Cumes describes three outcomes of such journeys:

  • discovering our “higher” self
  • a transcendent state he calls “wilderness rapture”
  • a temporary state of depression following the experience.

The higher self is a state “of inner peace, calm, harmony and oneness” that is reached when we have set aside the concerns about worth, acceptance, prestige and power. The higher self does not have to engage in thoughts and actions to overcome feelings of vulnerability and inferiority. These protective ways of behaving are what some psychologists call the “ego” – the “streetwise” part of our psyche that values power, possessions, popularity and other sources of recognition and status. We have to escape the clamour of the ego if we are to connect with or “gain” the higher self. To do this we have to “lose” the ego-driven self.

This is not easy, but Cumes believes that the hunter-gatherer lifestyle of people like the San of South Africa’s Kalahari Desert shows us a way. Cumes has spent long periods living with the San and sharing their lifestyle. Bushmen

Cumes learned from the San that, “If we spend extended periods of time in nature with the right intention, it is easy to let go of ego and let the higher self emerge”. Westerners can do this, Cumes says, by participating in wilderness activities such as backpacking, canoe touring or trekking for a period that is long enough for the activity to become familiar and routine.

The activity must not be driven by ego–serving objectives and aspirations such as learning a skill or achieving a performance goal of some kind. Its focus should be on being rather than doing and it needs to be modest in its call on equipment and provisions. We should aim at “keeping as little between us and the wilderness as possible”, says Cumes. This does not mean that we have to abandon all comforts and “rough it” in the extreme; in fact, endurance and survival-type experiences should be avoided. On Cumes’ trips, there are times of group sharing and reflection, and techniques such as meditation, quiet times and yoga are encouraged.

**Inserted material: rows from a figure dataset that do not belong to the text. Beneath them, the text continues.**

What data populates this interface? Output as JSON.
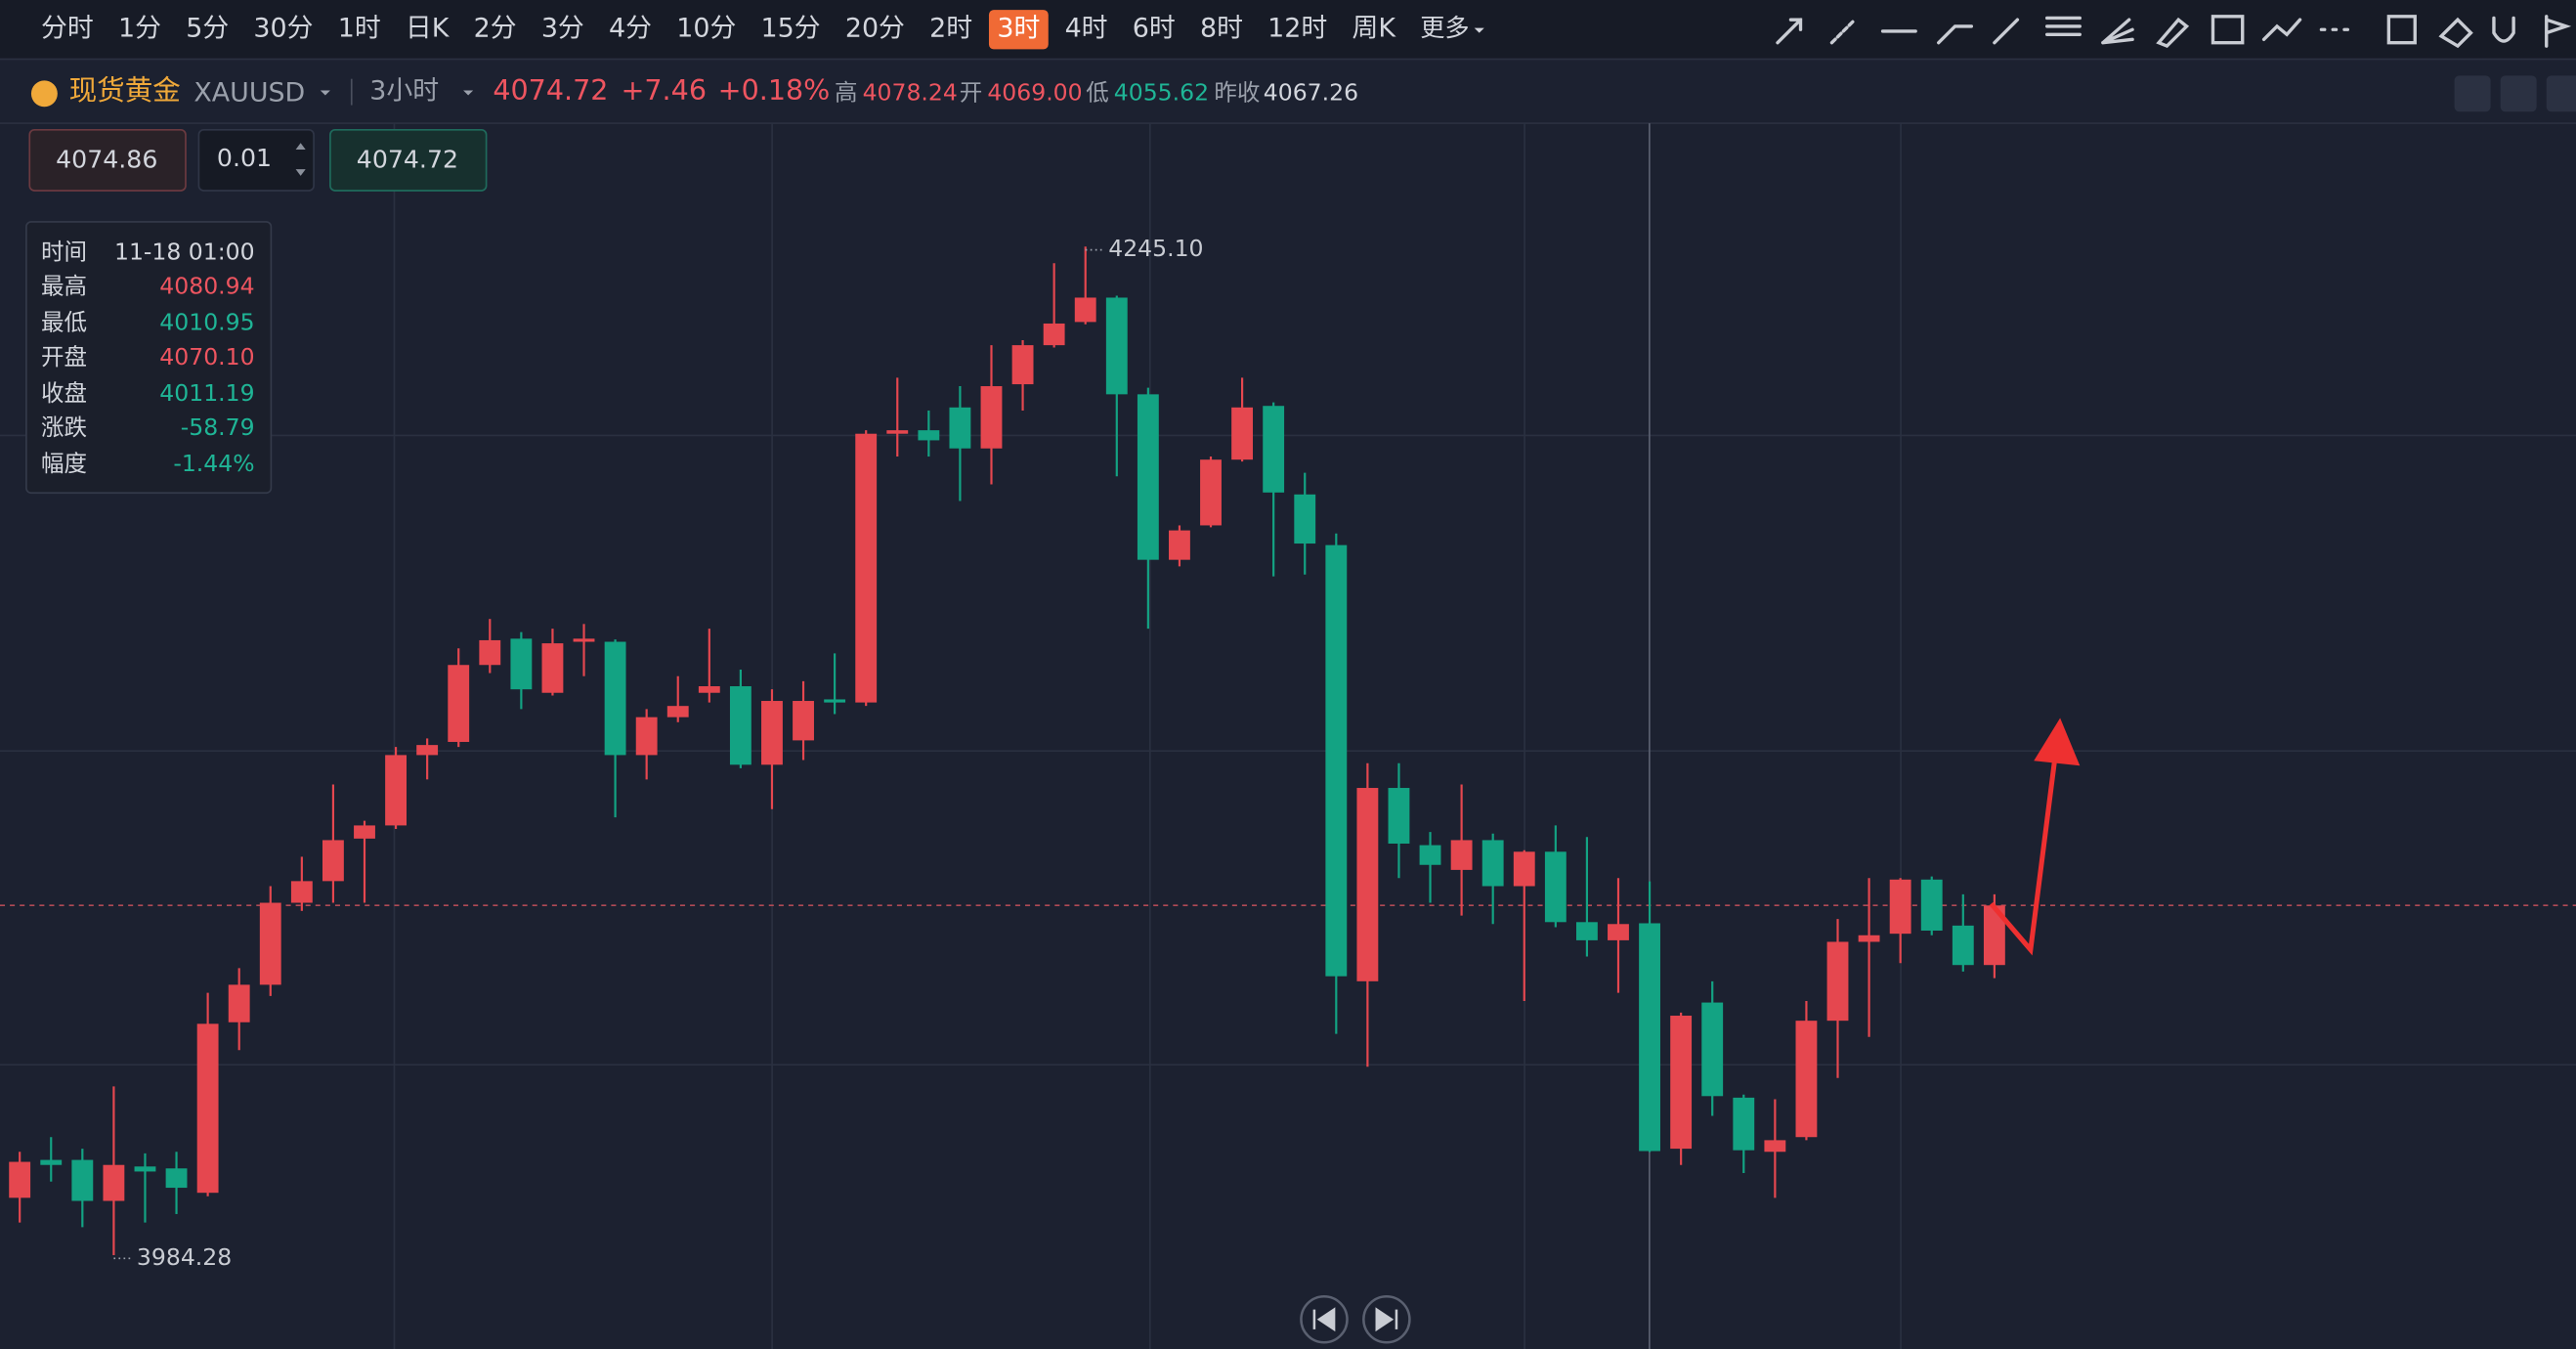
{
  "toolbar": {
    "intervals": [
      "分时",
      "1分",
      "5分",
      "30分",
      "1时",
      "日K",
      "2分",
      "3分",
      "4分",
      "10分",
      "15分",
      "20分",
      "2时",
      "3时",
      "4时",
      "6时",
      "8时",
      "12时",
      "周K"
    ],
    "active": 13,
    "more": "更多"
  },
  "header": {
    "name": "现货黄金",
    "symbol": "XAUUSD",
    "period": "3小时",
    "price": "4074.72",
    "change": "+7.46",
    "change_pct": "+0.18%",
    "high_label": "高",
    "high": "4078.24",
    "open_label": "开",
    "open": "4069.00",
    "low_label": "低",
    "low": "4055.62",
    "prev_close_label": "昨收",
    "prev_close": "4067.26"
  },
  "order": {
    "bid": "4074.86",
    "qty": "0.01",
    "ask": "4074.72"
  },
  "tooltip": {
    "rows": [
      [
        "时间",
        "11-18 01:00"
      ],
      [
        "最高",
        "4080.94"
      ],
      [
        "最低",
        "4010.95"
      ],
      [
        "开盘",
        "4070.10"
      ],
      [
        "收盘",
        "4011.19"
      ],
      [
        "涨跌",
        "-58.79"
      ],
      [
        "幅度",
        "-1.44%"
      ]
    ]
  },
  "chart_data": {
    "type": "candlestick",
    "up_color": "#e5474f",
    "down_color": "#13a383",
    "ylim": [
      3960,
      4277
    ],
    "last_price": 4074.72,
    "open": [
      3999.1,
      4008.9,
      4008.9,
      3998.3,
      4007.2,
      4006.7,
      4000.4,
      4044.5,
      4054.2,
      4075.4,
      4081.0,
      4092.0,
      4095.4,
      4113.6,
      4117.0,
      4136.9,
      4143.7,
      4129.7,
      4142.9,
      4142.9,
      4113.6,
      4123.4,
      4129.7,
      4131.4,
      4111.1,
      4117.4,
      4128.0,
      4127.2,
      4196.7,
      4197.6,
      4203.5,
      4192.9,
      4209.5,
      4219.6,
      4225.6,
      4231.9,
      4206.9,
      4164.1,
      4173.0,
      4190.0,
      4203.9,
      4181.0,
      4167.9,
      4055.1,
      4105.1,
      4090.3,
      4083.9,
      4091.6,
      4079.7,
      4088.6,
      4070.4,
      4065.7,
      4070.1,
      4011.8,
      4049.6,
      4025.0,
      4011.0,
      4014.8,
      4044.9,
      4065.3,
      4067.4,
      4081.4,
      4069.5,
      4059.3
    ],
    "high": [
      4011.0,
      4014.8,
      4011.8,
      4027.9,
      4010.6,
      4011.0,
      4052.1,
      4058.5,
      4079.7,
      4087.3,
      4106.0,
      4096.6,
      4115.7,
      4117.9,
      4141.2,
      4148.8,
      4145.4,
      4146.3,
      4147.5,
      4143.5,
      4125.5,
      4134.0,
      4146.3,
      4135.7,
      4130.6,
      4132.7,
      4139.9,
      4197.6,
      4211.2,
      4202.7,
      4209.0,
      4219.6,
      4220.9,
      4240.8,
      4245.1,
      4232.4,
      4208.6,
      4173.0,
      4190.8,
      4211.2,
      4204.8,
      4186.6,
      4170.9,
      4111.5,
      4111.5,
      4093.7,
      4106.0,
      4093.3,
      4089.0,
      4095.4,
      4092.4,
      4081.8,
      4080.94,
      4047.0,
      4055.1,
      4025.8,
      4024.6,
      4050.0,
      4071.2,
      4081.8,
      4081.8,
      4082.2,
      4077.6,
      4077.6
    ],
    "low": [
      3992.7,
      4003.3,
      3991.5,
      3984.28,
      3992.7,
      3994.9,
      3999.5,
      4037.3,
      4051.3,
      4073.3,
      4075.4,
      4075.4,
      4094.5,
      4107.3,
      4115.7,
      4134.8,
      4125.5,
      4129.0,
      4134.0,
      4097.5,
      4107.3,
      4122.1,
      4127.2,
      4110.2,
      4099.6,
      4112.3,
      4124.2,
      4126.3,
      4190.8,
      4190.8,
      4179.3,
      4183.6,
      4202.7,
      4219.0,
      4225.0,
      4185.7,
      4146.3,
      4162.4,
      4172.5,
      4189.5,
      4159.8,
      4160.3,
      4041.5,
      4033.0,
      4081.8,
      4075.4,
      4072.1,
      4069.9,
      4050.0,
      4069.1,
      4061.5,
      4052.1,
      4010.95,
      4007.6,
      4020.3,
      4005.5,
      3999.1,
      4014.0,
      4030.1,
      4040.7,
      4059.8,
      4067.0,
      4057.6,
      4055.9
    ],
    "close": [
      4008.4,
      4007.6,
      3998.3,
      4007.6,
      4005.9,
      4001.7,
      4044.1,
      4054.2,
      4075.4,
      4081.0,
      4091.6,
      4095.4,
      4113.6,
      4116.2,
      4136.9,
      4143.3,
      4130.6,
      4142.5,
      4143.7,
      4113.6,
      4123.4,
      4126.3,
      4131.4,
      4111.1,
      4127.6,
      4127.6,
      4127.2,
      4196.7,
      4197.6,
      4195.0,
      4192.9,
      4209.0,
      4219.6,
      4225.2,
      4231.9,
      4206.9,
      4164.1,
      4171.7,
      4190.0,
      4203.5,
      4181.5,
      4168.3,
      4056.4,
      4105.1,
      4090.7,
      4085.2,
      4091.6,
      4079.7,
      4088.6,
      4070.4,
      4065.7,
      4069.9,
      4011.19,
      4046.2,
      4025.4,
      4011.4,
      4014.0,
      4044.9,
      4065.3,
      4067.0,
      4081.4,
      4068.2,
      4059.3,
      4074.7
    ],
    "annotations": [
      {
        "value": 4245.1,
        "label": "4245.10"
      },
      {
        "value": 3984.28,
        "label": "3984.28"
      }
    ]
  }
}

“Wilderness rapture” is the consequence of connecting with our higher self. It can be experienced as:

  • a heightened sense of self-awareness, self-mastery and self-fulfilment;
  • feelings of awe, wonder and transcendence  
  • a sense of humility
  • a sense of oneness with nature
  • greater empathy, openness and friendliness towards others
  • a deepened appreciation of simplicity and the ability to live in the present moment
  • increased energy and a sense of renewal
  • enhanced clarity of perception and thought
  • an appreciation of time alone
  • a connection with, and a sense of comfort in wilderness.

 A wilderness experience that has this kind of impact is sometimes difficult to leave behind. The return to ordinary life can trigger a reaction described by Cumes and others as “re-entry depression”, which can range in intensity from feelings of regret through to a sense of emptiness, a sense of having left part of oneself behind in the wilderness. The intensity of the depression is related to the potency of the rapture and to the starkness of the difference is between the world that is being left behind and the one this being re-entered.

But a temporary sense of loss and sadness is a small price to pay for the mental and spiritual capital that is built up during extended wilderness activities. This is evident from the way such experiences are often recalled – as “life-changing”, for example or the “best thing I have done in my life”.